Credere nel Risorto: un cammino e una ricerca

“Che cos’è la Pasqua?”. E’ partito da questa domanda il vescovo Gianfranco Agostino nella sua omelia di domenica 1° aprile per definire il significato della solennità e per entrare nel senso della nostra fede nella risurrezione, che è fatta di cammino e ricerca. Tre i verbi – vedere, credere, comprendere – usati dall’evangelista Giovanni per raccontare il mattino di Pasqua dal punto di vista di Maria di Magdala, di Pietro e del discepolo che Gesù amava.
“Gli episodi che riferiscono il mostrarsi di Gesù dopo la risurrezione ci fanno capire che accogliere la risurrezione non è stato facile”. C’è chi non lo riconosce, chi lo crede un fantasma e chi non crede finché non lo vede di persona. “Già il vedere è stato piuttosto laborioso – ha ricordato il Vescovo – . Ma è difficile accogliere la risurrezione senza essere ascoltatori della Parola di Dio, capaci di acquistare familiarità con la persona di Gesù e con le sue parole («Non avevano ancora compreso la Scrittura»… «Ricordatevi come vi parlò quando era ancora in Galilea e diceva: “Bisogna che il Figlio dell’uomo sia consegnato in mano ai peccatori, sia crocifisso e risorga il terzo giorno”. Ed esse si ricordarono delle sue parole»). Solo così ci si apre ad una comprensione della risurrezione.
“La risurrezione rimane un enigma – ha ricordato mons. Gardin – per chi la sente applicare ad un personaggio lontano. Ha bisogno, la fede nella risurrezione, di riflessione sulla Parola di Dio, sulle parole di Gesù, domanda che Gesù sia incontrato e amato. Allora si coglie che il suo amore sconfinato, il dono totale ed estremo della sua morte non poteva, dalla morte, essere inghiottito e vanificato. E allora il cristiano sperimenta dentro la propria esperienza di credente quanto è espresso da quei tre verbi.

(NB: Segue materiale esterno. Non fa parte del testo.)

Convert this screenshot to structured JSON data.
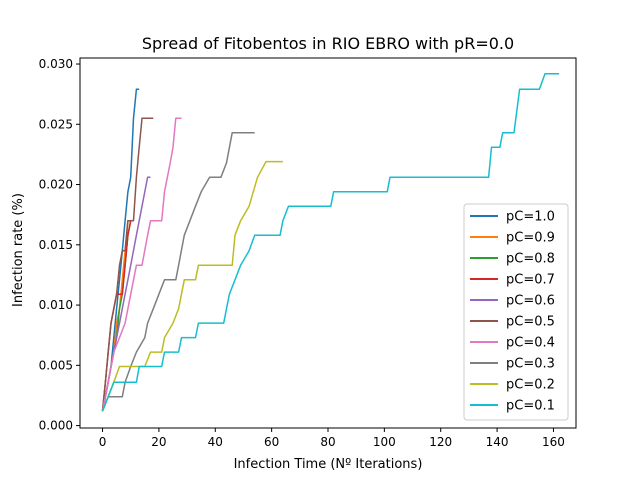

Vede il Risorto, si accosta a Lui, attraverso la testimonianza dei discepoli, coloro che lo hanno visto davvero. Comprende, alla luce della sua parola e di tutta la sua vita donata, che la risurrezione è la conseguenza del suo amare senza limiti. E infine crede che Egli è il Vivente per sempre. La fede vera, matura – ha concluso -, è fatta di cammino, di ricerca mai totalmente compiuta. Cogliere la Pasqua, il Risorto, vedendo, comprendendo e credendo alla luce della Parola di Dio, ci consente di cogliere in modo nuovo, diverso, anche la nostra vita, con i suoi travagli e i suoi doni; di scorgere in modo nuovo, diverso, il mondo, con le sue ombre e con le sue luci; di guardare in modo nuovo, diverso, ciò che ci attende. A condizione che la Pasqua non sia ridotta semplicemente ad un vago desiderio di benessere o di felicità passeggera, ma sia riconosciuta come la vittoria della vita sulla morte, del bene sul male, della speranza sulla disperazione, dell’amore sull’odio. E allora – la conclusione del Vescovo – si può anche credere con fiducia a Colui che ha detto: Io sono la risurrezione e la vita; e cercare, grazie a Lui, di vivere da risorti. È questo l’augurio più bello che possiamo scambiarci da cristiani oggi”.